Rabbi Allison Poirier

Rabbi Allison Poirier joined the Temple Beth Sholom community in July 2019, and is TBS’s first female rabbi. Rabbi Poirier brings to our community great energy, creativity, and the ability to make immediate connections with people of all ages. She embraces TBS’s goal of continued growth through outreach and innovating programming.

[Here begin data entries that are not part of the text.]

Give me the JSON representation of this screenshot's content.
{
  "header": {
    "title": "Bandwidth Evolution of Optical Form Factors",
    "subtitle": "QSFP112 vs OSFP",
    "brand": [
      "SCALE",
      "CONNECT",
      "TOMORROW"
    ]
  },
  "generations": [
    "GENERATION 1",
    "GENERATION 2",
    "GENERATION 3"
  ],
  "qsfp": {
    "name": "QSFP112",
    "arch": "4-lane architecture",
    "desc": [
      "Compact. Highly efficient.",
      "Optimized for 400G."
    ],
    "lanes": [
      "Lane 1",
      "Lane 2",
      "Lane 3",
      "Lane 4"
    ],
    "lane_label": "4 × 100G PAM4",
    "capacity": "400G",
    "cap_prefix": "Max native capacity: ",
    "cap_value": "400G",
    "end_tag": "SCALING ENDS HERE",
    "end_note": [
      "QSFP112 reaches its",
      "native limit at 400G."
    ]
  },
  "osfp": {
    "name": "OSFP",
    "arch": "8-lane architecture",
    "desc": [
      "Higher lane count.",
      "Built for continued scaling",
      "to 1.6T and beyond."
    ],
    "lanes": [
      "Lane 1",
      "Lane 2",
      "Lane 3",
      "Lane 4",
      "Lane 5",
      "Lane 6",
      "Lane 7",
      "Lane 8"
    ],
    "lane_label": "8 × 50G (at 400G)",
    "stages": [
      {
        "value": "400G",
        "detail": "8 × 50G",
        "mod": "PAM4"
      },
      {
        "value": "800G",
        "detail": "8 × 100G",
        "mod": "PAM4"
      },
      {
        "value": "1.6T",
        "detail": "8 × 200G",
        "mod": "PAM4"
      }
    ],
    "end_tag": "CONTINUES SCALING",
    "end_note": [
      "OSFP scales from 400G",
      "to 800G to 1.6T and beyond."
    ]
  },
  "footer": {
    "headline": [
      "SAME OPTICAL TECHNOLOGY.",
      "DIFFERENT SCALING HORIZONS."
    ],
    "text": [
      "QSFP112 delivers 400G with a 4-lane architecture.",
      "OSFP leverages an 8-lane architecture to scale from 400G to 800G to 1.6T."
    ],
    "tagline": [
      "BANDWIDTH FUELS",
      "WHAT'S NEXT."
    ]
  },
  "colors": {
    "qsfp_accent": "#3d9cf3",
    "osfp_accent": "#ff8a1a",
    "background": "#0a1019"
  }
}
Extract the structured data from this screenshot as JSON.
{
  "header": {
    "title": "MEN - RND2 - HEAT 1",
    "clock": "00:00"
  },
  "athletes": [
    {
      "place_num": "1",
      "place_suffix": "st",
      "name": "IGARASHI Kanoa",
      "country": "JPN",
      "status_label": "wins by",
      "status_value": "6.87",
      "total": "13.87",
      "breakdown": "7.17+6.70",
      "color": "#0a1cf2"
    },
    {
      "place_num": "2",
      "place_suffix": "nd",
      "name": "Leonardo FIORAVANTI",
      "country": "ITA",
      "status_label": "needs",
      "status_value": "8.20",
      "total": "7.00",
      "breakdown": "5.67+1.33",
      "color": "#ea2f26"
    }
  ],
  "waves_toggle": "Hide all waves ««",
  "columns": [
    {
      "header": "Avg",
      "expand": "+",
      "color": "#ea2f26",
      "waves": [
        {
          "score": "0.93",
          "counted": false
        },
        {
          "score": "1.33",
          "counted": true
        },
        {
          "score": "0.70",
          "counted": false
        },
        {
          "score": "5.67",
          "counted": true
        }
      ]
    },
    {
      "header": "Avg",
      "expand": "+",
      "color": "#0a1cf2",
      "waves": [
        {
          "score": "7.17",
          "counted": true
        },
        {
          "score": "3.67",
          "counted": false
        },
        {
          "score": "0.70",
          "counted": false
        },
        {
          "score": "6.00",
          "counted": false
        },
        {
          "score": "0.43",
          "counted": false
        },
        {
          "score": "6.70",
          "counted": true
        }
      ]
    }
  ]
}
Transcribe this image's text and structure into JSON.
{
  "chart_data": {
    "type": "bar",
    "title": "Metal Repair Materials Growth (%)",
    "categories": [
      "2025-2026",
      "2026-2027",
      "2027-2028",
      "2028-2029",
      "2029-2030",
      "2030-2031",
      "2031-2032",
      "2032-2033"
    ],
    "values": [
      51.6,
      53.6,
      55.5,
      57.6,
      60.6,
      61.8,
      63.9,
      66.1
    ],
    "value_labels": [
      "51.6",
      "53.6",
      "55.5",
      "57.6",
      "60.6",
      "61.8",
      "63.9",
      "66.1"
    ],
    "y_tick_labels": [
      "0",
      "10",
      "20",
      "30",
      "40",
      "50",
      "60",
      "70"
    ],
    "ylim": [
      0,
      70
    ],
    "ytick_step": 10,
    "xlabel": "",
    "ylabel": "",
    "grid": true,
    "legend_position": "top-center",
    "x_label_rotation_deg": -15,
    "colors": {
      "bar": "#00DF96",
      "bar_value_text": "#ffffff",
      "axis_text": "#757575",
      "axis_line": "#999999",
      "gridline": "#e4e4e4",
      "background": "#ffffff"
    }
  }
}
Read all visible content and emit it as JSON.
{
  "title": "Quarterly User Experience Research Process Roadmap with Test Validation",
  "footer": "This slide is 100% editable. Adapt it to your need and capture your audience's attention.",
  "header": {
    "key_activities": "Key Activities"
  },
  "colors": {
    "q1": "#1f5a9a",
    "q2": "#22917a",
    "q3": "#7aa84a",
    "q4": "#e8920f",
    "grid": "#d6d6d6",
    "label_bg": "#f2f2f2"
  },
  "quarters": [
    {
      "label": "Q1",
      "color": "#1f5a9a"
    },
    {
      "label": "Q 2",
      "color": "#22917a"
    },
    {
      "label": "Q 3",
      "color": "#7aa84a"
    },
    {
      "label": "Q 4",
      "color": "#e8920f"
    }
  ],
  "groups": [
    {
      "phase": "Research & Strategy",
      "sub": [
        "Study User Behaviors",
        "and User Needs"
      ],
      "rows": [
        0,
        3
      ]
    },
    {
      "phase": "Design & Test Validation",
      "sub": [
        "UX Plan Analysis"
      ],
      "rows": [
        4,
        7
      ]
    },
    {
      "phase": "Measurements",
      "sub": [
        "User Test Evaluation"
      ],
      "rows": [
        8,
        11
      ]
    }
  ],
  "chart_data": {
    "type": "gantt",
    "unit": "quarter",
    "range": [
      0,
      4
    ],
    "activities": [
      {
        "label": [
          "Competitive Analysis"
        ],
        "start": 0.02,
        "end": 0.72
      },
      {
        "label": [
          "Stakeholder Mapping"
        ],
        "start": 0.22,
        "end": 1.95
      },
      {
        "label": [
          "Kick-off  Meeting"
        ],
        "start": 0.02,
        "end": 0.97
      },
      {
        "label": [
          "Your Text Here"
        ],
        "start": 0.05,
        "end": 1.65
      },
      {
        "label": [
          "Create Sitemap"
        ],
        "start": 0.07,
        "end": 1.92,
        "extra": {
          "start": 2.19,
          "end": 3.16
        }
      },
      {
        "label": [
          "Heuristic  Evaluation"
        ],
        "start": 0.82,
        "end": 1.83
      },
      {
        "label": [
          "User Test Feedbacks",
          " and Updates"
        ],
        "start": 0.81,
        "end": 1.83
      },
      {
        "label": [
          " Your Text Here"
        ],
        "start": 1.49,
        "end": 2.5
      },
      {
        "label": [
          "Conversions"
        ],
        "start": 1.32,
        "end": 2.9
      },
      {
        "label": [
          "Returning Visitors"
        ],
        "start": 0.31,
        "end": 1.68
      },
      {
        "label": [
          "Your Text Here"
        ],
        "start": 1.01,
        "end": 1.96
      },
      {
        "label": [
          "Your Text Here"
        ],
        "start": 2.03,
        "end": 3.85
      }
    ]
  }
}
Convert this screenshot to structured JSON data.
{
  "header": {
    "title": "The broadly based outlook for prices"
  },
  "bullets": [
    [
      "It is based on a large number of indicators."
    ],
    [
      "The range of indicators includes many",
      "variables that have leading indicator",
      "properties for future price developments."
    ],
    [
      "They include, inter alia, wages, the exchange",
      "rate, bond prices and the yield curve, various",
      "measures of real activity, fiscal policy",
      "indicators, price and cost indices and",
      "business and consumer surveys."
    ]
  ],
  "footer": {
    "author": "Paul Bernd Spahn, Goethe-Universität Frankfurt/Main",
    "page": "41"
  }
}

Rabbi Poirier has dual undergraduate degrees from Barnard College and the Albert A. List College of the Jewish Theological Seminary. After graduation, she spent two years traveling the south as an Education Fellow with the Institute of Southern Jewish Life. She has also returned to the south to lead several small-town seders for the ISJL Passover Pilgrimage.

She received her Rabbinical Ordination and Master’s of Jewish Education from Hebrew College in Newton. Rabbi Poirier’s Master’s Thesis explored the use of the Torah Godly Play curriculum with elderly populations, and she is eager to share Torah Godly Play with students of all ages at TBS. While in rabbinical school, she also served as Rabbinic Intern at Temple Israel in Sharon where she created the Chevra, a group for young professionals.

A native of Medfield, Mass., Rabbi Poirier has just recently relocated to Framingham with her husband, Matthew, and their daughter, Maya. When she’s not at TBS, Rabbi Poirier can be found hiking, reading, and cheering enthusiastically for all the Boston sports teams.

Read Rabbi Poirier’s High Holy Day Sermons from 5780/2019

Erev Rosh Hashanah: Fear and/or Awe

Rosh Hashanah: Rosh Hashanah and the Joy of Tidying Up

Rosh Hashanah: Climate Change on the Birthday of the World

Kol Nidre 5780_ Forgive and Forget

Yom Kippur/Yizkor: What is “Real”?

March 2020

Dear Friends,

There is so much happening in March, it’s hard to know where to begin!

I am particularly excited about our “Open Book Shabbat” on Saturday mornings for the month of March. We use the Siddur every week, but we can always use a refresher on what’s in it. On these three Saturday mornings, I’ll be teaching throughout the service, highlighting the history and meaning of some of our most important prayers.

I am also looking forward to our Havdallah celebration at the Framingham State University McAuliffe planetarium. As you know, Shabbat officially ends when we see three stars in the night sky, and on March 14 we will see them up close.

And most importantly, Purim. I. Love. Purim. The final piece of my costume just arrived in the mail, and it is perfect. (What is it? A surprise, that’s what!) Don’t be fooled, Purim shenanigans are not just for children. There are four mitzvot (commandments) of Purim, and adults are just as obligated as children!

1) send mishloach manot, gifts of food goodies, to friends and family.

2) give charitable gifts to those in need, typically on this holiday we focus on giving to causes that combat hunger and poverty.

3) hear the Megillah

4) celebrate with a festive meal

Everyone is encouraged to join us Monday evening to hear the Megillah, eat some hamentaschen, and of course, enter our costume contest. There are kids’ prizes for the cutest and most creative costume, adult prizes for the funniest and most creative, and a prize for the best group as well. The Ritual Committee already has a fabulous group costume planned, so get your triangle-shaped thinking-caps on and start planning yours!